In example 3, at least one of examples 1-2 further comprises: topic data is received from the user through the user interface indicating one or more events to be summarized, and wherein respective summaries are generated by the summarizer model based on the topic data to overlay events indicated by the topic data.
In example 4, at least one of examples 1-3 further comprises: speaker data indicative of one or more speakers to be summarized is received from the user via the user interface, and wherein a corresponding summary is generated by the summarizer model based on the speaker data to overlay utterances spoken by the one or more speakers indicated by the speaker data.
In example 5, at least one of examples 1-4 further comprises: readability data is received from the user through the user interface indicating how fluent the overall summary is, and wherein a corresponding summary is generated by the summarizer model to be readable at the level indicated by the readability data.
In example 6, example 5 further comprises, wherein the readability data indicates whether the filler word is to be removed by identification and masking, and whether the transcript is to be segmented based on a ranking of the events.
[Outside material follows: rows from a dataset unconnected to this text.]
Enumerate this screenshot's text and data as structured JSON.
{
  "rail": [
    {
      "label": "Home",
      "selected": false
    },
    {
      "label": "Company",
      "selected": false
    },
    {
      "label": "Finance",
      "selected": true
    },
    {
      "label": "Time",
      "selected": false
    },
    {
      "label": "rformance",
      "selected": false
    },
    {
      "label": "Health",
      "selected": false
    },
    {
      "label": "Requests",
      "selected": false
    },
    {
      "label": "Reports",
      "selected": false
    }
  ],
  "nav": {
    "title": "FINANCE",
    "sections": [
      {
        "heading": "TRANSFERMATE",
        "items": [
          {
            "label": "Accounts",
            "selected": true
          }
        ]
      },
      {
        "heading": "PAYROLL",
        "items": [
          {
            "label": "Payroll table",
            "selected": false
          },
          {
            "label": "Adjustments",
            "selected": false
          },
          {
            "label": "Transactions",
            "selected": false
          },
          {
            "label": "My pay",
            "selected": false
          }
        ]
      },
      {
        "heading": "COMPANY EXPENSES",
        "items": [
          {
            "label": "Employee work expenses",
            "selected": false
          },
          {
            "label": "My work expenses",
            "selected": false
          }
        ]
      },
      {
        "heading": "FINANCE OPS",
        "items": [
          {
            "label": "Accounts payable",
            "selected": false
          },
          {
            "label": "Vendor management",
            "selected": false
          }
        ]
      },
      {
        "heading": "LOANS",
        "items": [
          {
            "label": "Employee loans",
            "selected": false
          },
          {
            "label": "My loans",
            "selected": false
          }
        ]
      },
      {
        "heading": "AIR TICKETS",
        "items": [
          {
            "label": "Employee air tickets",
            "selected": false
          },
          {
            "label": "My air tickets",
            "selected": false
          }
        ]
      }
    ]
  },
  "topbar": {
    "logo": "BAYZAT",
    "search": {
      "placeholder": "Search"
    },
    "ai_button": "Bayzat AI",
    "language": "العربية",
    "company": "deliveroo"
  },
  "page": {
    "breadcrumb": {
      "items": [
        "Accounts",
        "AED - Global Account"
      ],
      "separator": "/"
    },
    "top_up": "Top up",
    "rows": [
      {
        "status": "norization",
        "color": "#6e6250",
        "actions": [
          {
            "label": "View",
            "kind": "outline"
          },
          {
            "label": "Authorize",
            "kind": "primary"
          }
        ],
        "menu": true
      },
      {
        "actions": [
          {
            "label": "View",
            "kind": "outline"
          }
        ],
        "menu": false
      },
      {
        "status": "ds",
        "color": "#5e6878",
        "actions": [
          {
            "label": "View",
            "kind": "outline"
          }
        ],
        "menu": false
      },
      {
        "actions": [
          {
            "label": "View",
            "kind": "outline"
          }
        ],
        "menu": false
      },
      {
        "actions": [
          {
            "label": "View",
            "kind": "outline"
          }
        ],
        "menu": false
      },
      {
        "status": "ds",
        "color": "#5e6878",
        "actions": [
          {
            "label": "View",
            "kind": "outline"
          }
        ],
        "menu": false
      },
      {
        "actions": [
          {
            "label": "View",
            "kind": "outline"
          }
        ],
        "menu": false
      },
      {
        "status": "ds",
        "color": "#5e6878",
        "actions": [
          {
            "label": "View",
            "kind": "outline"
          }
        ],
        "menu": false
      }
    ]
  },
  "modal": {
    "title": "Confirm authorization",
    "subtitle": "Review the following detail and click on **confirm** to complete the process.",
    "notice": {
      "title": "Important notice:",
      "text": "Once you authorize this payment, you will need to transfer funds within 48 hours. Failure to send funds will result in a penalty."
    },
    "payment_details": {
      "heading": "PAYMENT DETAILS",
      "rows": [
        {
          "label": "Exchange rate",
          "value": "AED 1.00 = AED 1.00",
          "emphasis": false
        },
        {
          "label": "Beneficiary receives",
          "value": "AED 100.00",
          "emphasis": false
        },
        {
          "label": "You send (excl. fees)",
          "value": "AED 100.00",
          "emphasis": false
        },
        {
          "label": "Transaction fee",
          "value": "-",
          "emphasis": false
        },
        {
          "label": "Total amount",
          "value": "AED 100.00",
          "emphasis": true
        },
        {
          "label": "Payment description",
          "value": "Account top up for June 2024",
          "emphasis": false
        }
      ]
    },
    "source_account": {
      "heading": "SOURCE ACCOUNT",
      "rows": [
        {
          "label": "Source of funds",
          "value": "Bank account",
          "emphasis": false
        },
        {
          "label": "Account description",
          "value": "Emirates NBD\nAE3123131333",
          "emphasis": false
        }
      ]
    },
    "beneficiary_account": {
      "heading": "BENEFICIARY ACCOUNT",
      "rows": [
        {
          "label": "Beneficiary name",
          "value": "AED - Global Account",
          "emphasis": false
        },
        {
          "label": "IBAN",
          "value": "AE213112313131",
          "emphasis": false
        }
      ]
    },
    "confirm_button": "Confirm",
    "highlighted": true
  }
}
In example 7, at least one of examples 1-6 further comprises, wherein the summarizer model is trained by: masking keywords in the transcription and causing the summarizer model to generate an unmasked transcription that fills in the masked keywords; adjusting weights of the summarizer model based on differences between the transcription and the unmasked transcription to generate a pre-trained summarizer model; and fine-tuning the pre-trained profiler model based on the hints, the transcription, and the pre-generated summary.
In example 8, example 7 further comprises, wherein the hint comprises two or more of readability data, topic data, speaker data, summary granularity value, and segmentation granularity value.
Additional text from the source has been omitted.